Roblox is trying to market itself as a platform powered by the Players and a serious competitor toward the traditional gaming space. Any purchase on platforms like Steam are done using real-world money, which leaves lots or rule and regulations per country. Roblox on the other hand has its unique currency and isn’t bound to similar regulations. If there are fraudulent purchases on your Steam account you can call support, message your bank, and a variety of other things to fix the issue that doesn’t have a limit on them. It only takes two clicks on Roblox for someone on my account to transfer over $1000 worth of currency and items that are impossible for me to do anything about since an incident over 2 years ago. If I were to transfer $5000 between multiple bank accounts, my account would be locked, and I would need to verify my identity. Why would anyone want creating on Roblox be a full-time job if the systems put on place don’t protect the creators at all? I could understand this policy back in 2008 when the economy on Roblox was relatively small and the developer exchange was not a thing. We are living in an age where the top games are making millions of dollars every year, and even creators who aren’t on the front page can still make a couple thousand per month. The way it is now if someone were to get into the account of any decently skilled game creator it could easily be the end of their career on this platform. If this platform is so volatile that at any moment you could lose everything you’ve built up, why would anyone join or even stay?
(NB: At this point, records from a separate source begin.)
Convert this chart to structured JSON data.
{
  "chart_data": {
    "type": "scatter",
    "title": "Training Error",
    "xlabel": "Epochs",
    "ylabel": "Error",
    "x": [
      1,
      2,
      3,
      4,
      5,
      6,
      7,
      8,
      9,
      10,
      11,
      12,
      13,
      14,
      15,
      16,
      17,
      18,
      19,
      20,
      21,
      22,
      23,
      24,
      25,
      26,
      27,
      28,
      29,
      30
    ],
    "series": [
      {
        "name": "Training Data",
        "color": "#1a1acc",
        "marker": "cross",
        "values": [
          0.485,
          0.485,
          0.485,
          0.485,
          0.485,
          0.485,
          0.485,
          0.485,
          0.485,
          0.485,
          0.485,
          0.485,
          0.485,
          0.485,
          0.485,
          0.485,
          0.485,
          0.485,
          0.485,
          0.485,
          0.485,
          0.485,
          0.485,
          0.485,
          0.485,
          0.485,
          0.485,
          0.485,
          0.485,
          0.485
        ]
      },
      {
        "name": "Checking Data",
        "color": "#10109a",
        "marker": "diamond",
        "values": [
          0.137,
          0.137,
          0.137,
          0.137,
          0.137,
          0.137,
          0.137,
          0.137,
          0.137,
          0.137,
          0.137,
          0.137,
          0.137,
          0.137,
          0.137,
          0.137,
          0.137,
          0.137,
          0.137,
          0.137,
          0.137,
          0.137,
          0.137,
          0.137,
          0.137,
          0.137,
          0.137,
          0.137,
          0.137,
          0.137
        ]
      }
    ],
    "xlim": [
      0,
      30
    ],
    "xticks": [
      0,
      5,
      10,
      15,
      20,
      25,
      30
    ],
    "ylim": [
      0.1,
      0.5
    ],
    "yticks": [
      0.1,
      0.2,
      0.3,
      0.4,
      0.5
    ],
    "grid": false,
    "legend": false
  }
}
I want to present some ideas for changing this platform for the better.
–Roblox needs a better way to lockdown and put restrictions on your account. I have set a PIN to prevent trading as I never trade, but all the PIN can do is lock your current account settings. Why can I not restrict purchases made on my account? There should be a way to require the input of a PIN on all transactions made. Force me to input my PIN to sell limited, buy any items, and anything that would require the transfer of Robux from the account. This alone would have saved me from losing all my stuff twice.
–Give the ability to give game passcodes, so random people can’t copy a game if they were on your account. (Same idea as locking transactions) Games are the lifeblood of the platform.
–The one restoration policy should be revised to either by one restoration that has a cool-down such as ever 3 months or by removing this restoration limit entirely. If the only reason for this policy is to limit it from being abused then maybe add a minimum to the amount of Robux needed to be restored before there could be a restoration. In any case, you could argue this policy would be abused, but Roblox at this point should have a large enough staff to manage.

Sorry for the long rant, but I am just fed up with losing a lot of my time and money I’ve built up over the years. In just 30 mins over $1000 worth of Robux on my account was taken, a lot of which I was planning to DevEx at the end of the Summer and advertise my game. I’m conflicted because I really like the platform, but these policies just push me away and not want to recommend this site to anyone.

My 'Support' Email

Screenshot_393173×577 72.6 KB

Pretty sure they will always be able to restore group ownership, it does not fall under item restore.

Try to take security more seriously in the future. Don’t run scripts, programs, extensions, etc that people send you. There are much more sophisticated phishing schemes than this and this applies to any part of your online presence – not just Roblox. You are the first line of your own defences.

Note that Roblox is working on TOTP (e.g. authenticator app codes to guard login / other actions): https://twostepverification.roblox.com/docs#/ (I assume it will release somewhere in 2021).

I’m glad to hear about the fact they will restore group ownership. I would also be really pleased to see TOTP apply, by default, to many important account actions, just like how Steam does it.